喝了茶,李君钲已经迫不及待了,“姑母,我怎么会在您府上?昨天到底发生什么事了?”
一脸宠溺的笑着,睿敏长公主摇了摇头道:“你呀,可得改改你这贪玩的性子才好,既然想要出宫来玩,怎么说也该跟姑母或者你那几位皇兄打声招呼,让人陪着才对,只身一人,出了什么事,谁担待得起?”
说着,睿敏长公主敛正了面容,“你中了人的圈套,不知道吗?”
“你在天桥上看杂耍,给人赏银的时候就叫那贼人盯上了,后头你赏灯的时候,他们偷了你的钱袋子。

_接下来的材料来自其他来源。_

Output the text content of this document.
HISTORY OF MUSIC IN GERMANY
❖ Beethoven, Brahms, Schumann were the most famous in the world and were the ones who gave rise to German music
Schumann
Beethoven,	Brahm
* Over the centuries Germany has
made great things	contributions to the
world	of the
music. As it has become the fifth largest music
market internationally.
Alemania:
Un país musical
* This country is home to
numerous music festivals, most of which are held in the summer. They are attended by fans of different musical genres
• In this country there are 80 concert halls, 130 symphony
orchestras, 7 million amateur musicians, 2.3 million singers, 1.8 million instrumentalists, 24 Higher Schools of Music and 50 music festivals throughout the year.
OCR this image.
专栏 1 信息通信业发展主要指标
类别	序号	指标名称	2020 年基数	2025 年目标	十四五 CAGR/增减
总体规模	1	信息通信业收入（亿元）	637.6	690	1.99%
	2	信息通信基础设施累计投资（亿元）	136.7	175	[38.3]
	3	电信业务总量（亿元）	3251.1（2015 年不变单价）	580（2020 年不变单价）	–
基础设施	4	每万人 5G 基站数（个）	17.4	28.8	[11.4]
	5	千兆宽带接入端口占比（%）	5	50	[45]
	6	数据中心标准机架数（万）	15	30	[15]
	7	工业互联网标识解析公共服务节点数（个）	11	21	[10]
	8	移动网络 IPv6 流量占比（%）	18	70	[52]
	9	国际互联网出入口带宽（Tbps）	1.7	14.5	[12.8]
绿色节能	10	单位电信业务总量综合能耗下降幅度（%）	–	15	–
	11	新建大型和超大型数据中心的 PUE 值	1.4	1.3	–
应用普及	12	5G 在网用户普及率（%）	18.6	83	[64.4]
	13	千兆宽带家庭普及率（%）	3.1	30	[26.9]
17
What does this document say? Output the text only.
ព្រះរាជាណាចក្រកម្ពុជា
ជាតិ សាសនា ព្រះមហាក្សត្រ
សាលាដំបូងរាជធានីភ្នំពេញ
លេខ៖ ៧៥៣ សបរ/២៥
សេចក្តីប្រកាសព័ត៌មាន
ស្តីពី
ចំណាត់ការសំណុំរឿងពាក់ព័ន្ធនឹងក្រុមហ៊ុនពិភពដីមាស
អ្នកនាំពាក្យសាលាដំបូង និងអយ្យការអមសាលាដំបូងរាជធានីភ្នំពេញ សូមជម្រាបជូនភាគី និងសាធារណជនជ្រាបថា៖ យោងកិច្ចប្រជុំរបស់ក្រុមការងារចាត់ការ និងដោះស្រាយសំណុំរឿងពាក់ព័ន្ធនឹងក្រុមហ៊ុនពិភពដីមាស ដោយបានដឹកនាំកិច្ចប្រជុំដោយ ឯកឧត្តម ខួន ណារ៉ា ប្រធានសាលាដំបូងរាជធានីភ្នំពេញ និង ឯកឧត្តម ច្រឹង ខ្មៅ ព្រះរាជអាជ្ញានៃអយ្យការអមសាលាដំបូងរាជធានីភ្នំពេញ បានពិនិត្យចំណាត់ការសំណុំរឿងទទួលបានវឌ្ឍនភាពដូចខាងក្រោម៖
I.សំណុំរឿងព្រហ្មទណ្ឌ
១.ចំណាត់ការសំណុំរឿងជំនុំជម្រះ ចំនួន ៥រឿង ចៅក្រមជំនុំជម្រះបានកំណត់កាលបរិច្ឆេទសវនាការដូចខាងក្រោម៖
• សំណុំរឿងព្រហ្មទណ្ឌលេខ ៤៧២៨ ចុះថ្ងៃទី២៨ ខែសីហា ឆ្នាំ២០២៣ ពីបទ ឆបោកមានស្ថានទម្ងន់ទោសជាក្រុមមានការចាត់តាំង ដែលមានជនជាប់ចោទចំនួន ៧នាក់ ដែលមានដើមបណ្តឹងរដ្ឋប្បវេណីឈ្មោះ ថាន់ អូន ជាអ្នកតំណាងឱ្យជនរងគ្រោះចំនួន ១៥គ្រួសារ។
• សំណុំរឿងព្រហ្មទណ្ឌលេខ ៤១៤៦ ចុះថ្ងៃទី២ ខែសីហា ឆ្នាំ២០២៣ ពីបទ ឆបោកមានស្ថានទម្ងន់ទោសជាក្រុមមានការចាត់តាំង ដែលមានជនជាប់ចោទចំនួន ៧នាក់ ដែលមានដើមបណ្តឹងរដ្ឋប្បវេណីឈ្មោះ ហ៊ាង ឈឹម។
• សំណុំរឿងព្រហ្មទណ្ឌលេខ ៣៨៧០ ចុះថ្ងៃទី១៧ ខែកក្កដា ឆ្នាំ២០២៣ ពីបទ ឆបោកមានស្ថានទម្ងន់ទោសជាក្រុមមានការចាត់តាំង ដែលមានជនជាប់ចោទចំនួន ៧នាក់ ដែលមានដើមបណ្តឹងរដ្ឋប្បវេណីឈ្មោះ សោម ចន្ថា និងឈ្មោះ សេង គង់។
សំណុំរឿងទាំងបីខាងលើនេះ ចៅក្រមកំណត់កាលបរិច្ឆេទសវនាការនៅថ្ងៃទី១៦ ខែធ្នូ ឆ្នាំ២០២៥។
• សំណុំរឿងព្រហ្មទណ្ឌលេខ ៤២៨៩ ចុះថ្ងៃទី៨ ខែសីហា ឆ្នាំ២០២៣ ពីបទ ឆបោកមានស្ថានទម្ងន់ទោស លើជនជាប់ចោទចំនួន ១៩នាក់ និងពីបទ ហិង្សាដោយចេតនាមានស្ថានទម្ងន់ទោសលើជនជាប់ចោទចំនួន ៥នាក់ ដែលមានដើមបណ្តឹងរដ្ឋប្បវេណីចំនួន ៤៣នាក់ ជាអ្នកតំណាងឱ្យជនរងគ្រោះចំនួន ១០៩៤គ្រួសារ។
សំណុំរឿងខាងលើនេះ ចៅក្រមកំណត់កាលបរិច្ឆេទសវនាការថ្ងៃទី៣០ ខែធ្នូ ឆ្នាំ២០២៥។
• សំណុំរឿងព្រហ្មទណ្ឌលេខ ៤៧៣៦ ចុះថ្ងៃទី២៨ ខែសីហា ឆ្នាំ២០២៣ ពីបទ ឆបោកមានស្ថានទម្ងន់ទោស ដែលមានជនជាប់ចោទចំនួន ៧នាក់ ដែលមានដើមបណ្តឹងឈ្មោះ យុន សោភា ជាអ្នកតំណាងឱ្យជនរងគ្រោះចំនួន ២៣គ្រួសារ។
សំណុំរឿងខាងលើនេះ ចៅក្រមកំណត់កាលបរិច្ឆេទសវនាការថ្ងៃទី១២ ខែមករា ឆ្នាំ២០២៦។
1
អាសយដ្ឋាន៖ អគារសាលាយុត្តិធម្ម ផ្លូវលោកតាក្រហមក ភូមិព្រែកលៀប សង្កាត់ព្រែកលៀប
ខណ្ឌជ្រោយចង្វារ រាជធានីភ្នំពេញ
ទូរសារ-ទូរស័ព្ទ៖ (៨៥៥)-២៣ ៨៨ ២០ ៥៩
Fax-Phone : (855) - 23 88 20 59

你呀,也真是糊涂,钱财乃身外之物,丢了就丢了,何苦去追他们?”
“要不是我府里有人认得你,还不一定会出什么危险呢。”
叹了口气,睿敏长公主一脸后怕的说道:“没什么贵重的物件儿吧?我瞧你进来就要酒喝,喝了一杯又一杯,还以为发生了什么了不得的大事儿呢。后来瞧着你醉了,送你回宫被你父皇和娴妃知晓,又指不定怎么数落你,所以让袁嬷嬷回宫说一声,说你在我这里玩一夜,今儿再回去。”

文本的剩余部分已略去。